Sorprendentemente, ma non troppo, al giorno d’oggi non sono solo gruppi estremisti o fazioni politiche integraliste che ritengono valida questo tipo di pratica, ma da tutte le classi sociali e tutte le età si riscontrano consensi. Il perbenismo viene messo da parte per fare spazio a una giustizia dal carattere concreto e dai principi essenziali. Le persone sembrano esserne specialmente convinte quando si tratta di criminali incalliti, considerati irrecuperabili, come predatori di minori, terroristi, pluriassassini e malati mentali dalle tendenze sadiche. Nella stragrande maggioranza questi individui non mostrano segni di possibile “guarigione” per quanto riguarda la loro psiche e la morte viene considerata un’opzione più efficiente e addirittura più compassionevole di un ergastolo.

E’ quindi giusto porre fine all’esistenza di un essere umano nel nome del dolore e dei danni da lui causati? Se si pensa che una vita sia inalienabilmente dotata di valore, allora no, non è ammissibile. Mentre nell’ottica del “ripagare con la stessa moneta”, allora la morte potrebbe essere la soluzione, rincarando la dose affermando che colui che si macchia di un reato disumano risulta a sua volta una creatura non più dotata di dignità e decenza.
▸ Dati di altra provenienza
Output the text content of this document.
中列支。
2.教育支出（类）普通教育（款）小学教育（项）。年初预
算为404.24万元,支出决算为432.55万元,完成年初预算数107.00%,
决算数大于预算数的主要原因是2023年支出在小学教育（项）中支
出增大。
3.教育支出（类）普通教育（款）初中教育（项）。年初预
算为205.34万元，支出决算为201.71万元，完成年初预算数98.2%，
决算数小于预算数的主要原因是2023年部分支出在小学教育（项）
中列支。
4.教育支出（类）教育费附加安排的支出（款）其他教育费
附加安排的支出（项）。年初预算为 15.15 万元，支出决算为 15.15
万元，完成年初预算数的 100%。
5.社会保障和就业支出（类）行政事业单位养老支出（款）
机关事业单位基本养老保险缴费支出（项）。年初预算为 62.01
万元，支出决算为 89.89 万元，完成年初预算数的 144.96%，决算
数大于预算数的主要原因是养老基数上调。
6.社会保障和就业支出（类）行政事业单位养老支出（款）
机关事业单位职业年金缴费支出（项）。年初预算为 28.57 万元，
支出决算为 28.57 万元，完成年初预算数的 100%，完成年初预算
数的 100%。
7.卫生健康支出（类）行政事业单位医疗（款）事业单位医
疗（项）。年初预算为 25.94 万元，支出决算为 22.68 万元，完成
Presupponiamo, ad esempio, di avere per le mani un uomo trovato colpevole di aggressione sessuale e violenza su minore. Dal punto di vista medico i risultati ai trattamenti per la pedofilia sono discordi e spesso coloro che soffrono di tale patologia tendono a offendere di nuovo, se hanno già agito in precedenza. Il carcere a vita prevedrebbe inevitabilmente un’esistenza di miseria e violenza, visto il clima all’interno dei penitenziari. Sarebbe quindi caritatevole risparmiare ulteriori sofferenze all’imputato ed estrometterlo dalla società definitivamente?
Per citare Joseph Ignace Guillotin: “Con la mia macchina, vi farò saltare la testa in un batter d’occhio, e non soffrirete affatto!” Forse l’inventore della ghigliottina non si riferiva solo al momento dell’amputazione, ma anche ai tormenti risparmiati al malcapitato qualora fosse restato in vita.

Gli oppositori invece sostengono che la pena di morte sia inammissibile in quanto attacco all’inviolabilità e alla dignità della persona. Le prigioni esistono allo scopo di mettere fuori circolazione i criminali. Certo, il sistema carcerario in questo paese non è dei migliori, una situazione cui urge comunque porre rimedio.

La vena della polemica continua a sanguinare, in una società sempre più divisa, che non si risolve ad accordarsi anche sulle questioni principali, che parrebbero effettivamente di vita o di morte.